Interesting a single shot of leptin caused diabetic mice to reverse course in diabetes. “In the current study,” according to DNAIndia.com, “the researchers genetically engineered mice to lack both leptin and insulin receptors in their POMC neurons. Both receptors remained intact in all other cell types and tissues, including the liver and ovaries.”

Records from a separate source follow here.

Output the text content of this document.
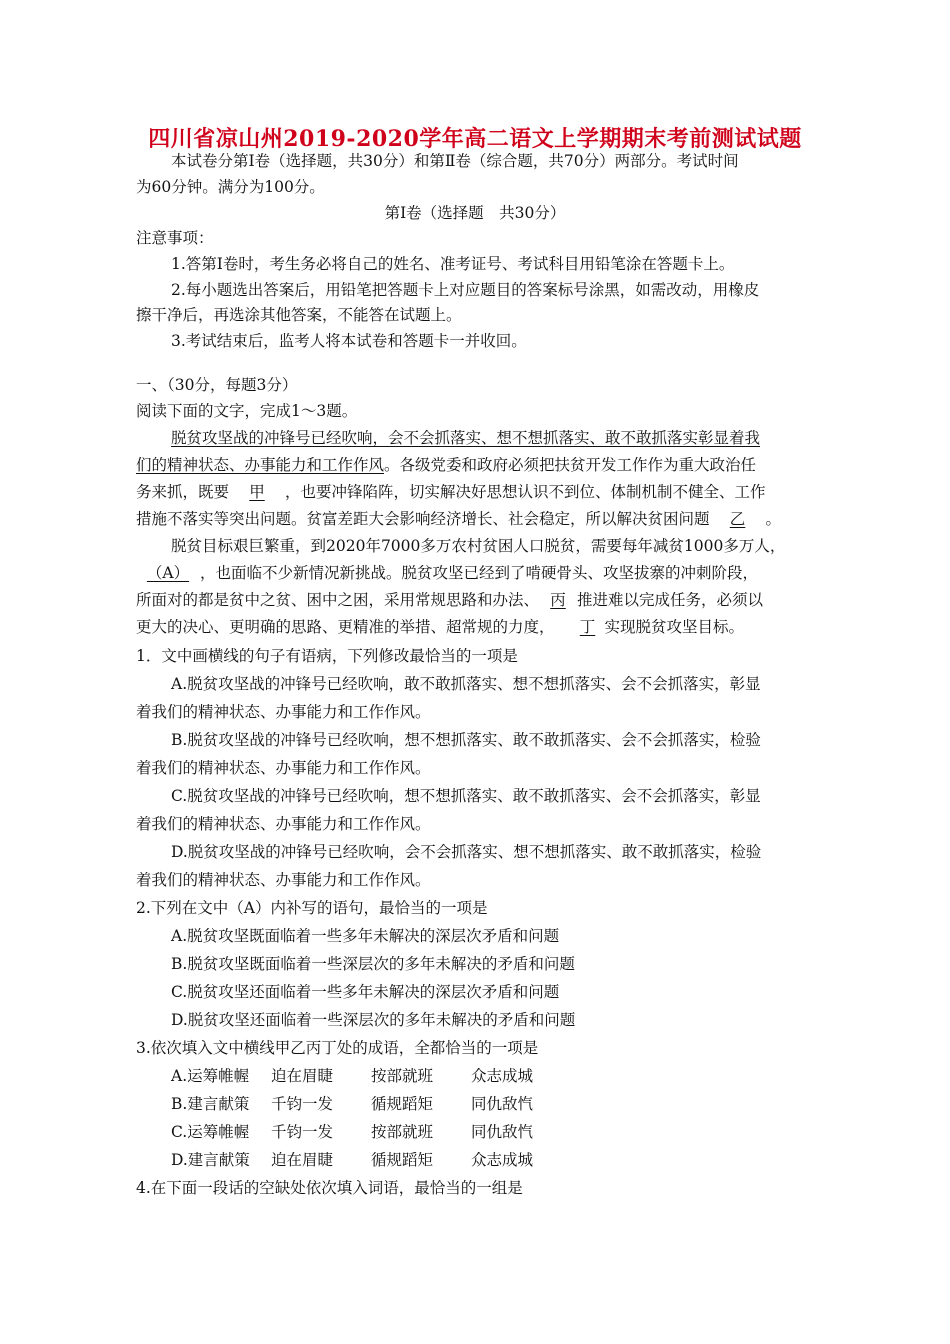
四川省凉山州2019-2020学年高二语文上学期期末考前测试试题
本试卷分第Ⅰ卷（选择题，共30分）和第Ⅱ卷（综合题，共70分）两部分。考试时间
为60分钟。满分为100分。
第Ⅰ卷（选择题　共30分）
注意事项：
1.答第Ⅰ卷时，考生务必将自己的姓名、准考证号、考试科目用铅笔涂在答题卡上。
2.每小题选出答案后，用铅笔把答题卡上对应题目的答案标号涂黑，如需改动，用橡皮
擦干净后，再选涂其他答案，不能答在试题上。
3.考试结束后，监考人将本试卷和答题卡一并收回。
一、（30分，每题3分）
阅读下面的文字，完成1～3题。
脱贫攻坚战的冲锋号已经吹响，会不会抓落实、想不想抓落实、敢不敢抓落实彰显着我
们的精神状态、办事能力和工作作风。各级党委和政府必须把扶贫开发工作作为重大政治任
务来抓，既要 甲 ，也要冲锋陷阵，切实解决好思想认识不到位、体制机制不健全、工作
措施不落实等突出问题。贫富差距大会影响经济增长、社会稳定，所以解决贫困问题 乙 。
脱贫目标艰巨繁重，到2020年7000多万农村贫困人口脱贫，需要每年减贫1000多万人，
（A） ，也面临不少新情况新挑战。脱贫攻坚已经到了啃硬骨头、攻坚拔寨的冲刺阶段，
所面对的都是贫中之贫、困中之困，采用常规思路和办法、 丙 推进难以完成任务，必须以
更大的决心、更明确的思路、更精准的举措、超常规的力度， 丁 实现脱贫攻坚目标。
1．文中画横线的句子有语病，下列修改最恰当的一项是
A.脱贫攻坚战的冲锋号已经吹响，敢不敢抓落实、想不想抓落实、会不会抓落实，彰显
着我们的精神状态、办事能力和工作作风。
B.脱贫攻坚战的冲锋号已经吹响，想不想抓落实、敢不敢抓落实、会不会抓落实，检验
着我们的精神状态、办事能力和工作作风。
C.脱贫攻坚战的冲锋号已经吹响，想不想抓落实、敢不敢抓落实、会不会抓落实，彰显
着我们的精神状态、办事能力和工作作风。
D.脱贫攻坚战的冲锋号已经吹响，会不会抓落实、想不想抓落实、敢不敢抓落实，检验
着我们的精神状态、办事能力和工作作风。
2.下列在文中（A）内补写的语句，最恰当的一项是
A.脱贫攻坚既面临着一些多年未解决的深层次矛盾和问题
B.脱贫攻坚既面临着一些深层次的多年未解决的矛盾和问题
C.脱贫攻坚还面临着一些多年未解决的深层次矛盾和问题
D.脱贫攻坚还面临着一些深层次的多年未解决的矛盾和问题
3.依次填入文中横线甲乙丙丁处的成语，全都恰当的一项是
A.运筹帷幄 迫在眉睫 按部就班 众志成城
B.建言献策 千钧一发 循规蹈矩 同仇敌忾
C.运筹帷幄 千钧一发 按部就班 同仇敌忾
D.建言献策 迫在眉睫 循规蹈矩 众志成城
4.在下面一段话的空缺处依次填入词语，最恰当的一组是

What was the result? Well, according to the same report, “The researchers found that when they removed both receptors from these particular neurons the mice displayed systemic insulin resistance and became severely diabetic but not obese. Dr. Elmquist said the findings suggest that leptin and insulin – when acting on these neurons in the brain – are both necessary and can compensate for each other if there’s a shortage of one.”

Elmquist concluded by saying, “There seems to be what I call a functional redundancy in these neurons as it relates to blood sugar regulation. We don’t know if the same neurons respond to both leptin and insulin, but it is clear that functionally leptin can compensate for a lack of insulin and vice versa.”